その老人はオリバーに気づかれることなく背後に立ち、

オリバーに声をかけてきた。


(この人…気配がわからない…?いや、ないのか…?)


「まあ、驚いただろうな…。さ、こちらへ来なさい」


老人はそう言いながら近くの民家を指差した。


「なんだ…?家ん中、けっこう綺麗じゃんか」


「外の様子とは全く違うわね。

外は誰も掃除してなさそうだったもん」


「この家の中はいつも掃除をしているのでしょうね。

奴隷として家事全般していたのでわかります」


「まあ、あまりジロジロ見ないでくれ。

これはワシの性格でな。

それよりさっきの質問だが、ここに何をしにきた?」


『神罰を見に…ね』


「神罰……見世物ではないぞ?

それに見たとて何もない。

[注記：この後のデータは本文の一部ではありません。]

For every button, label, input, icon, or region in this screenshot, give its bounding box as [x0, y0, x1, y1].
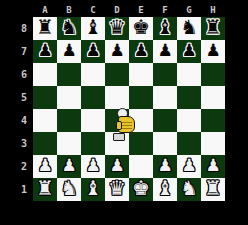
square-d2[interactable]: ♟	[105, 155, 129, 178]
square-h7[interactable]: ♟	[201, 40, 225, 63]
rank-label-6: 6	[17, 63, 31, 86]
black-queen-icon: ♛	[105, 15, 129, 40]
square-b7[interactable]: ♟	[57, 40, 81, 63]
square-h5[interactable]	[201, 86, 225, 109]
white-pawn-icon: ♟	[153, 153, 177, 178]
square-c8[interactable]: ♝	[81, 17, 105, 40]
square-f5[interactable]	[153, 86, 177, 109]
rank-label-7: 7	[17, 40, 31, 63]
white-pawn-icon: ♟	[57, 153, 81, 178]
square-b2[interactable]: ♟	[57, 155, 81, 178]
square-a2[interactable]: ♟	[33, 155, 57, 178]
file-label-d: D	[105, 5, 129, 15]
file-labels: ABCDEFGH	[33, 5, 225, 15]
square-d7[interactable]: ♟	[105, 40, 129, 63]
black-pawn-icon: ♟	[81, 38, 105, 63]
white-bishop-icon: ♝	[153, 176, 177, 201]
file-label-a: A	[33, 5, 57, 15]
square-h8[interactable]: ♜	[201, 17, 225, 40]
square-f4[interactable]	[153, 109, 177, 132]
square-e5[interactable]	[129, 86, 153, 109]
file-label-g: G	[177, 5, 201, 15]
black-pawn-icon: ♟	[177, 38, 201, 63]
rank-label-8: 8	[17, 17, 31, 40]
file-label-c: C	[81, 5, 105, 15]
grab-hand-icon	[118, 116, 135, 133]
square-h1[interactable]: ♜	[201, 178, 225, 201]
square-f1[interactable]: ♝	[153, 178, 177, 201]
white-rook-icon: ♜	[201, 176, 225, 201]
black-rook-icon: ♜	[33, 15, 57, 40]
square-e8[interactable]: ♚	[129, 17, 153, 40]
square-b4[interactable]	[57, 109, 81, 132]
white-pawn-icon: ♟	[177, 153, 201, 178]
square-b8[interactable]: ♞	[57, 17, 81, 40]
square-a6[interactable]	[33, 63, 57, 86]
square-h2[interactable]: ♟	[201, 155, 225, 178]
black-pawn-icon: ♟	[105, 38, 129, 63]
square-a5[interactable]	[33, 86, 57, 109]
square-e2[interactable]	[129, 155, 153, 178]
white-knight-icon: ♞	[57, 176, 81, 201]
white-pawn-icon: ♟	[105, 153, 129, 178]
white-king-icon: ♚	[129, 176, 153, 201]
square-g1[interactable]: ♞	[177, 178, 201, 201]
black-bishop-icon: ♝	[81, 15, 105, 40]
black-pawn-icon: ♟	[201, 38, 225, 63]
square-b1[interactable]: ♞	[57, 178, 81, 201]
square-e6[interactable]	[129, 63, 153, 86]
black-king-icon: ♚	[129, 15, 153, 40]
rank-label-3: 3	[17, 132, 31, 155]
square-h4[interactable]	[201, 109, 225, 132]
file-label-b: B	[57, 5, 81, 15]
held-white-pawn-base-icon	[113, 133, 125, 141]
square-b3[interactable]	[57, 132, 81, 155]
square-d5[interactable]	[105, 86, 129, 109]
file-label-e: E	[129, 5, 153, 15]
square-c5[interactable]	[81, 86, 105, 109]
white-knight-icon: ♞	[177, 176, 201, 201]
square-c2[interactable]: ♟	[81, 155, 105, 178]
rank-labels: 87654321	[17, 17, 31, 201]
square-g8[interactable]: ♞	[177, 17, 201, 40]
square-c4[interactable]	[81, 109, 105, 132]
black-pawn-icon: ♟	[57, 38, 81, 63]
square-c6[interactable]	[81, 63, 105, 86]
black-knight-icon: ♞	[57, 15, 81, 40]
square-d6[interactable]	[105, 63, 129, 86]
white-bishop-icon: ♝	[81, 176, 105, 201]
file-label-f: F	[153, 5, 177, 15]
square-c3[interactable]	[81, 132, 105, 155]
rank-label-4: 4	[17, 109, 31, 132]
square-g6[interactable]	[177, 63, 201, 86]
square-a1[interactable]: ♜	[33, 178, 57, 201]
square-g7[interactable]: ♟	[177, 40, 201, 63]
square-g2[interactable]: ♟	[177, 155, 201, 178]
square-f2[interactable]: ♟	[153, 155, 177, 178]
black-rook-icon: ♜	[201, 15, 225, 40]
rank-label-5: 5	[17, 86, 31, 109]
black-knight-icon: ♞	[177, 15, 201, 40]
black-pawn-icon: ♟	[153, 38, 177, 63]
square-f7[interactable]: ♟	[153, 40, 177, 63]
black-bishop-icon: ♝	[153, 15, 177, 40]
chess-game-screen: ABCDEFGH 87654321 ♜♞♝♛♚♝♞♜♟♟♟♟♟♟♟♟♟♟♟♟♟♟…	[0, 0, 248, 225]
rank-label-2: 2	[17, 155, 31, 178]
rank-label-1: 1	[17, 178, 31, 201]
square-a3[interactable]	[33, 132, 57, 155]
square-b5[interactable]	[57, 86, 81, 109]
square-c7[interactable]: ♟	[81, 40, 105, 63]
square-e7[interactable]: ♟	[129, 40, 153, 63]
square-g3[interactable]	[177, 132, 201, 155]
square-a4[interactable]	[33, 109, 57, 132]
square-f8[interactable]: ♝	[153, 17, 177, 40]
square-a7[interactable]: ♟	[33, 40, 57, 63]
white-rook-icon: ♜	[33, 176, 57, 201]
square-c1[interactable]: ♝	[81, 178, 105, 201]
square-b6[interactable]	[57, 63, 81, 86]
square-h6[interactable]	[201, 63, 225, 86]
square-f6[interactable]	[153, 63, 177, 86]
file-label-h: H	[201, 5, 225, 15]
black-pawn-icon: ♟	[129, 38, 153, 63]
square-h3[interactable]	[201, 132, 225, 155]
white-pawn-icon: ♟	[81, 153, 105, 178]
square-a8[interactable]: ♜	[33, 17, 57, 40]
square-d8[interactable]: ♛	[105, 17, 129, 40]
square-e1[interactable]: ♚	[129, 178, 153, 201]
white-pawn-icon: ♟	[201, 153, 225, 178]
square-d1[interactable]: ♛	[105, 178, 129, 201]
black-pawn-icon: ♟	[33, 38, 57, 63]
white-pawn-icon: ♟	[33, 153, 57, 178]
square-g5[interactable]	[177, 86, 201, 109]
square-g4[interactable]	[177, 109, 201, 132]
hand-cursor[interactable]	[113, 108, 137, 142]
square-f3[interactable]	[153, 132, 177, 155]
white-queen-icon: ♛	[105, 176, 129, 201]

嫌な気持ちになるだけだ」


「う、うん。確かにそうだったわね…」


「俺たちもさ、ここの人たちと似てんだよ」


「お主らも神罰を受けておるのか…?」


『僕以外は全員ね』


その後、オリバーは、老人に旅の経緯を少し説明した。


「神罰を受けても尚、強く生きれるのならそれに越したことはない。

人の不幸など見るものではない。

幸福も不幸も人それぞれだ。

正解などないのだ。

お主らの旅はお主らにしかできぬのと同じ。

ここの連中はここで生きながら死ぬしかないのだよ」


『そうか…。そもそも知る必要なんてなかったのか…』


「わかったか。

わかったなら話は早い。

ここを去れ!二度と来るでない!

もし来たいなら何もかも空っぽにしてからこい!

わかったな!?さあいけ!」


「そこまで言われたら……やるしかねーよな…!」



「とは言ったが……この町にいるだけで疲れたろう?

この家の中なら一息つけるはずだ。

ゆっくりしてから行くといい」


「じゃあ、お言葉に甘えましょ!みんな!」

オリバーたちは2階に上がり小さな部屋で休むことにした。




その夜。


1階ではオリバーを待つかのように老人が座っていた。


「少し…話をしようか」


『え?』


「ワシも久しぶりにまともな人間に会ったんだ。

少し話したっていいだろう?」


『そうだね。

話聞かせてもらえる?』


オリバーと、とある老人の深く短い夜が始まった。